Why so? Since all official manuals wouldn’t reveal any details about the reasons behind the observed phenomena, we had to search through Intel patents ourselves. We managed to find a very interesting patent called “Multi-threading for a processor utilizing a replay queue”, which seems to be shedding some light onto the results we keep getting. Let’s take a brief look at replay queue and its main working principles.
Pic.12: Flow-chart illustrating the work of the replay system with Replay Queues.
In the system presented on Pic.12 you can see the commands turned to replay from the Check stage fall into Replay queue loading controller, which is responsible for making decisions about the further fortune of commands coming to replay. If the load command could not be executed correctly because of the L1 cache miss, it has the chance to try getting the data from the L2 cache, and the controller returns this command into the replay mux through the replay loop. If L2 cache miss occurred during the command re-execution attempt, the replay queue loading controller received L2 Miss signal and sends this command into the replay queue to prevent it from wasting the execution units resources while waiting for hundreds of clocks before the requested data arrives from the RAM. The controller also sends there all incorrectly executed commands following the first one in the program code, as there can be some hidden data dependencies, which could have caused incorrectly executed commands to turn to replay. Since a CPU with Hyper-Threading technology can have two independent threads processed at a time, there should be two independent queues for the commands of these two threads, which will be processed in parallel.
The commands are resend from the Replay queue for re-execution only when the Replay queue unloading controller receives a Data return signal, meaning that the data has arrives from the system RAM. The Replay queue unloading controller releases the commands for both queues hoping that they will be executed successfully. The choice of the replay mux input to receive the next command (from one of the replay queues, replay loop or scheduler) is left for the priority system. There can be different priority systems involved: fixed (the priority stays with the thread 0, then thread 1, then the replay loop and at last the scheduler) or aged (the priorities are given to instructions according to the order they arrived to the scheduler). Unfortunately, we don’t know for sure which system is used in the Prescott processors.
Besides the above described attempts to prevent the chain of commands waiting for the data to arrive from RAM from wasting the computational resources, replay queues can also serve to combat livelocks, which we have already discussed above. We assume that this buffer may be used for commands, which got stuck in the replay system of the Northwood processor.
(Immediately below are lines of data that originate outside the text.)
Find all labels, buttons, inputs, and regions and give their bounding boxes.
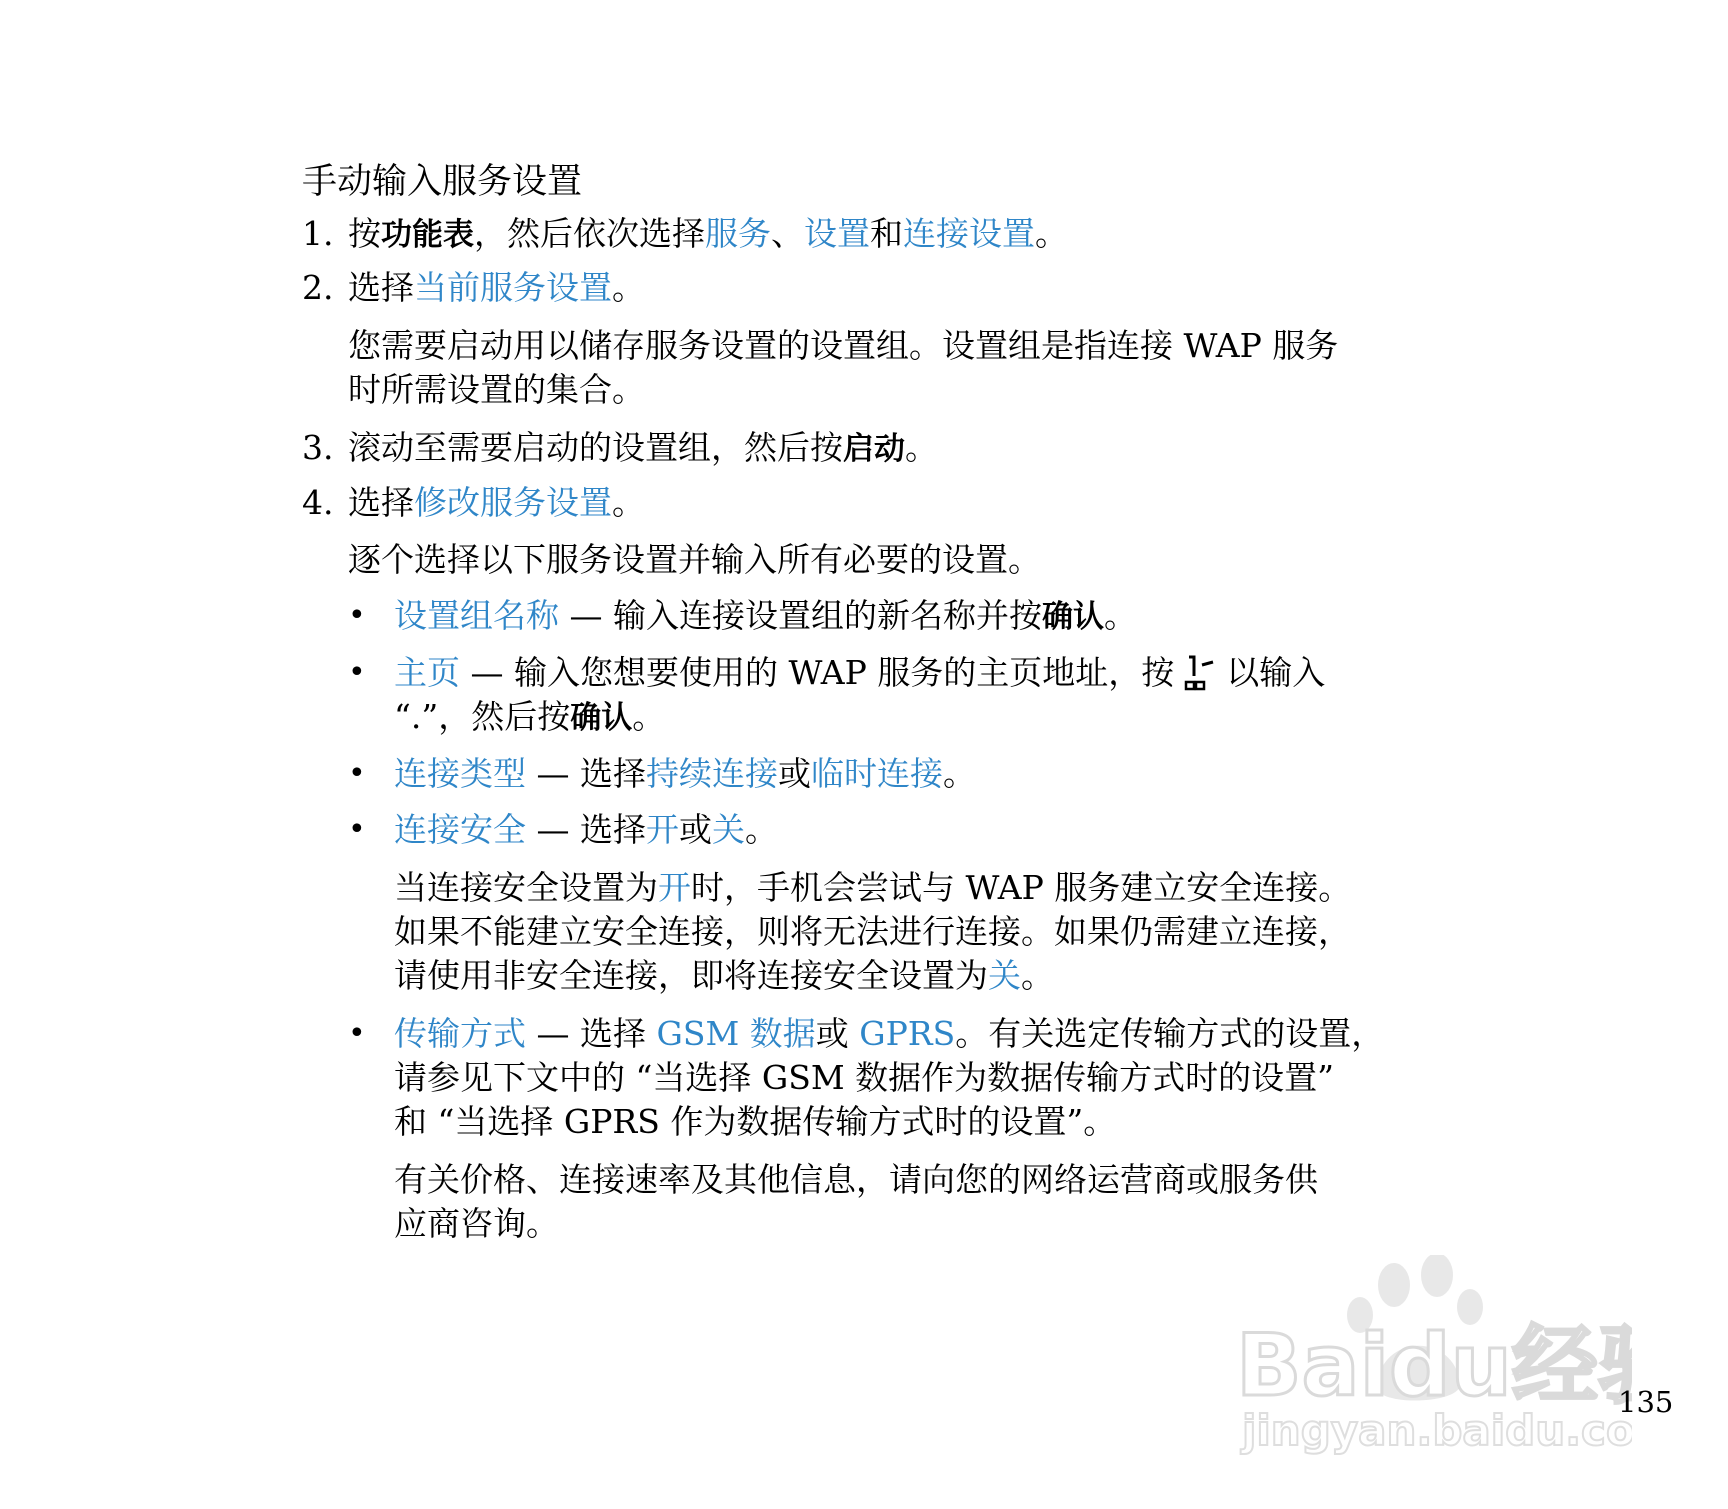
baidu-paw-logo-icon [1232, 1255, 1632, 1455]
step-3 [302, 426, 938, 471]
baidu-watermark [1232, 1255, 1632, 1459]
bullet-text: — 选择 [526, 810, 646, 849]
softkey-label: 启动 [843, 431, 905, 467]
step-2-note-line: 时所需设置的集合。 [348, 370, 645, 409]
step-text: 和 [870, 214, 903, 253]
bullet-text: 或 [815, 1014, 860, 1053]
step-text: 滚动至需要启动的设置组，然后按 [348, 428, 843, 467]
menu-item-services: 服务 [705, 214, 771, 253]
step-text: 选择 [348, 268, 414, 307]
bullet-text: 以输入 [1226, 653, 1326, 692]
step-text: 。 [612, 268, 645, 307]
step-number: 2. [302, 268, 334, 307]
bullet-item-line2 [394, 695, 665, 740]
pricing-note-line: 有关价格、连接速率及其他信息，请向您的网络运营商或服务供 [394, 1160, 1318, 1199]
bullet-item [394, 752, 976, 796]
option-on: 开 [645, 810, 679, 849]
security-note-line [394, 866, 1351, 910]
option-temporary: 临时连接 [810, 754, 943, 793]
menu-item-settings: 设置 [804, 214, 870, 253]
option-gsm-data: GSM 数据 [656, 1014, 816, 1053]
bullet-item [394, 594, 1137, 639]
bullet-text: — 输入连接设置组的新名称并按 [559, 596, 1042, 635]
step-text: 按 [348, 214, 381, 253]
bullet-icon: • [348, 655, 366, 690]
softkey-label: 功能表 [381, 217, 474, 253]
step-4 [302, 481, 645, 525]
option-permanent: 持续连接 [645, 754, 778, 793]
note-text: 时，手机会尝试与 WAP 服务建立安全连接。 [691, 868, 1352, 907]
step-1 [302, 212, 1068, 257]
bullet-text: 。 [744, 810, 778, 849]
bullet-text: 或 [678, 810, 712, 849]
security-note-line [394, 954, 1054, 998]
menu-item-edit-settings: 修改服务设置 [414, 483, 612, 522]
bullet-text: 或 [777, 754, 811, 793]
setting-name: 设置组名称 [394, 596, 559, 635]
option-on: 开 [658, 868, 691, 907]
security-note-line: 如果不能建立安全连接，则将无法进行连接。如果仍需建立连接， [394, 912, 1351, 951]
bullet-icon: • [348, 812, 366, 847]
bullet-item-line3: 和 “当选择 GPRS 作为数据传输方式时的设置”。 [394, 1102, 1117, 1141]
watermark-url-text: jingyan.baidu.co [1242, 1406, 1632, 1455]
option-off: 关 [711, 810, 745, 849]
key-1-icon [1180, 654, 1220, 703]
step-text: ，然后依次选择 [474, 214, 705, 253]
watermark-logo-text: Baidu经 [1236, 1316, 1598, 1416]
step-text: 选择 [348, 483, 414, 522]
page-number: 135 [1618, 1385, 1674, 1419]
softkey-label: 确认 [1041, 599, 1104, 635]
step-2 [302, 266, 645, 310]
menu-item-current-settings: 当前服务设置 [414, 268, 612, 307]
step-number: 1. [302, 214, 334, 253]
note-text: 当连接安全设置为 [394, 868, 658, 907]
section-heading: 手动输入服务设置 [302, 162, 583, 202]
softkey-label: 确认 [570, 700, 633, 736]
bullet-text: 。 [1103, 596, 1137, 635]
bullet-text: 。 [942, 754, 976, 793]
step-text: 、 [771, 214, 804, 253]
bullet-text: 。有关选定传输方式的设置， [955, 1014, 1385, 1053]
setting-name: 连接安全 [394, 810, 526, 849]
bullet-text: — 选择 [526, 1014, 657, 1053]
bullet-item [394, 1012, 1384, 1056]
bullet-text: 。 [632, 697, 666, 736]
step-2-note-line: 您需要启动用以储存服务设置的设置组。设置组是指连接 WAP 服务 [348, 326, 1339, 365]
step-text: 。 [905, 428, 938, 467]
bullet-text: — 输入您想要使用的 WAP 服务的主页地址，按 [460, 653, 1175, 692]
option-gprs: GPRS [859, 1014, 956, 1053]
setting-name: 主页 [394, 653, 460, 692]
note-text: 。 [1021, 956, 1054, 995]
pricing-note-line: 应商咨询。 [394, 1204, 559, 1243]
bullet-text: — 选择 [526, 754, 646, 793]
bullet-icon: • [348, 756, 366, 791]
setting-name: 传输方式 [394, 1014, 526, 1053]
option-off: 关 [988, 956, 1021, 995]
note-text: 请使用非安全连接，即将连接安全设置为 [394, 956, 988, 995]
bullet-item [394, 808, 778, 852]
step-number: 3. [302, 428, 334, 467]
menu-item-connection-settings: 连接设置 [903, 214, 1035, 253]
step-text: 。 [1035, 214, 1068, 253]
step-text: 。 [612, 483, 645, 522]
bullet-icon: • [348, 598, 366, 633]
bullet-icon: • [348, 1016, 366, 1051]
bullet-text: “.”，然后按 [394, 697, 571, 736]
setting-name: 连接类型 [394, 754, 526, 793]
bullet-item-line2: 请参见下文中的 “当选择 GSM 数据作为数据传输方式时的设置” [394, 1058, 1334, 1097]
step-4-note-line: 逐个选择以下服务设置并输入所有必要的设置。 [348, 540, 1041, 579]
step-number: 4. [302, 483, 334, 522]
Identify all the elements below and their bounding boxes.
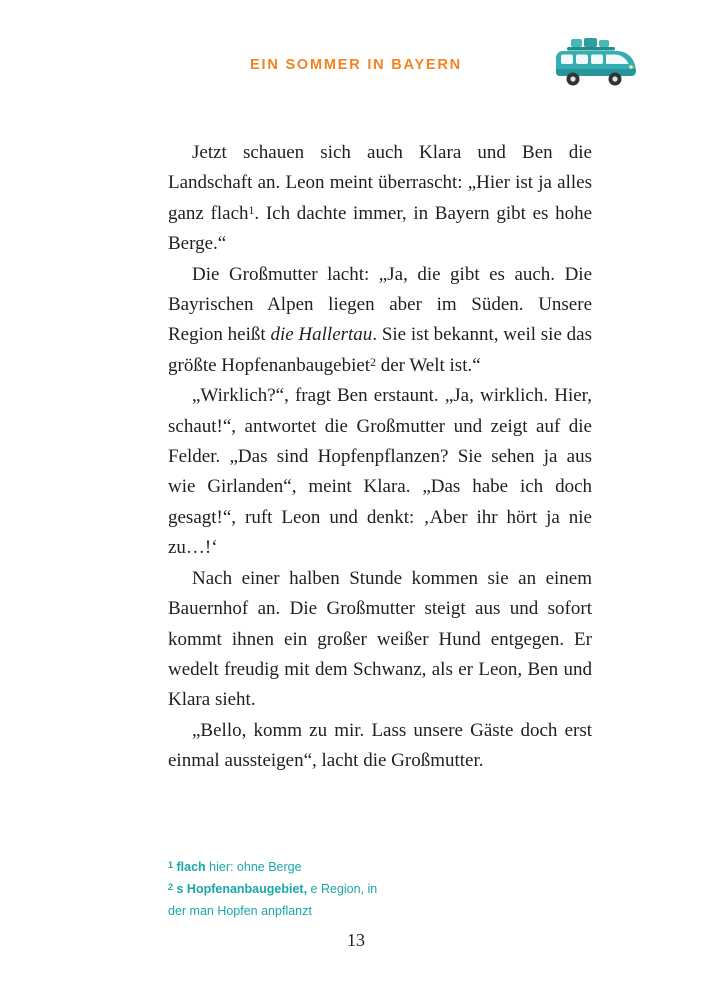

It is quite possible that Prescott processor has exactly the replay queues system described in the “Multi-threading for a processor utilizing a replay queue” patent. At least we see it from the significant difference in test results compared to Northwood. However, we can’t help pointing out that the performance of the second thread in Prescott still slows down by about 20%, if the first thread working with the commands of the same type suffers a lot of L1 cache misses.